Vaccaro started TicketNetwork in 2002 as a software company for the secondary ticket market. The company's products power an online marketplace that aggregates the ticket holdings of numerous brokers and resellers. Buyers can search the site and purchase tickets. TicketNetwork then collects fees from the sellers and buyers.
The company reported $111 million in revenue last year.
Oftentimes it is more expensive to buy tickets on the secondary market than through the box office. A recent example was the final concert this April for the band LCD Soundsystem. Tickets with a face value of $49.50 were being scooped up by scalpers and resold for 12 times that amount, according to news reports. The band responded with a last-minute series of additional shows.
But there are instances when secondary market tickets can be cheaper, particularly tickets for underperforming sports teams.

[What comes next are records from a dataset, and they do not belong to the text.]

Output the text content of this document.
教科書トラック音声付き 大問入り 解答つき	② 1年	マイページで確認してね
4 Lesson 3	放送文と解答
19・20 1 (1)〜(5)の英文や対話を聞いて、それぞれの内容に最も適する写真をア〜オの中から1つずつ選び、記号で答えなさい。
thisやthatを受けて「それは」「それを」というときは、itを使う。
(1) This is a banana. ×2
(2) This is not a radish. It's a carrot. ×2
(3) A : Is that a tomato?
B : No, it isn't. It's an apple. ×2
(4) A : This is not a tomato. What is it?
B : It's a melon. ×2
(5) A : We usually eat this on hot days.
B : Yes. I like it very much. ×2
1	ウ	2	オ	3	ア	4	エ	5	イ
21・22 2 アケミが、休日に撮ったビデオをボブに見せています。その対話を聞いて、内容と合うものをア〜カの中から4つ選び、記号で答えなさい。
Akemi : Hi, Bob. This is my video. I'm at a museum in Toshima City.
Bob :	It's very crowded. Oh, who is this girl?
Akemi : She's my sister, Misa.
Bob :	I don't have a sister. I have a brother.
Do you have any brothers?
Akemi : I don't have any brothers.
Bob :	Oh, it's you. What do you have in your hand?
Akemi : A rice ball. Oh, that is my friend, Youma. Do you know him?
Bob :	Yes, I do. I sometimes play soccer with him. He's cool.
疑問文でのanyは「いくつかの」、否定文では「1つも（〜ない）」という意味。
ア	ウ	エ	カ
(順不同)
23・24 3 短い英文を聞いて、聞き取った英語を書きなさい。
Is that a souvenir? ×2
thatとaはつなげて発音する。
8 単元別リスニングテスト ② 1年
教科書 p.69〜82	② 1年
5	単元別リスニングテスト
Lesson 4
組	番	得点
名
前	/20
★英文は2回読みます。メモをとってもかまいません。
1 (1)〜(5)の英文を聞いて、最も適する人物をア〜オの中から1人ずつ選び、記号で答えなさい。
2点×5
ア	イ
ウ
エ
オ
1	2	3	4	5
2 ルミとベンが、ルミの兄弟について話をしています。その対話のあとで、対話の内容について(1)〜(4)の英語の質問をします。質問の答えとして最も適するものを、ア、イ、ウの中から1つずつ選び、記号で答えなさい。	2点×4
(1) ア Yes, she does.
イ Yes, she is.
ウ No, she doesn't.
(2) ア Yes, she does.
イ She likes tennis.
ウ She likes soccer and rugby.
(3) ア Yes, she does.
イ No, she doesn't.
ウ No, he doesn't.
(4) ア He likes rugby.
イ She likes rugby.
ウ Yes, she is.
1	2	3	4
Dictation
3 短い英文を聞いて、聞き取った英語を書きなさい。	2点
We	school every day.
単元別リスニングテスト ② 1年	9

Brokers such as Metro Entertainment that buy in bulk often turn a profit when selling below face value. "They buy a significant portion of inventory from event producers at a discounted price, and in turn sell those at a discounted price to consumers," according to Vaccaro.
'A chilling effect'
TicketNetwork is considered the industry leader in ticketing software. In the vast resale market, its competitors are StubHub, TicketsNow, RazorGator and the up-and-coming SeatGeek.
This spring, the company was a chief proponent of a state bill that would have prohibited venues from refusing to honor resold tickets or placing restrictions on the resale of season tickets.
The bill, "An Act Concerning the Fair Sale of Tickets," would also have, in effect, banned the use of ticketing systems that don't allow people to transfer their tickets to other people. These so-called "paperless" systems require buyers to bring photo IDs and the credit card used to buy the tickets to the venue.
Music acts including Miley Cyrus and Bruce Springsteen are moving toward these systems, which cut out the opportunity for reselling.
David Fay, president of The Horace Bushnell Memorial Hall Corp., in Hartford, spoke against the bill during a February public hearing, arguing that it would accelerate "rampant price-gouging of Connecticut's consumers by scalpers."
He accused TicketNetwork of selling a $20 ticket to the Bushnell's "Next to Normal" show for $167. And he claimed Vaccaro's company puts Bushnell tickets to popular events on "hold" while attempting to sell them to third parties at inflated prices.
TicketNetwork denied Fay's assertions, and in April, the company filed a defamation lawsuit against Fay and the The Bushnell.
The bill was withdrawn by state lawmakers shortly after the lawsuit was filed. Sen. Paul Doyle, D-Wethersfield, co-chairman of the general law committee, said the lawsuit had "a chilling effect" on the legislative process.
"A lawsuit was filed during session about comments made at a public hearing where legislators look for open, free-flowing comments about bills," Doyle said at the time. The suit is pending in Hartford Superior Court.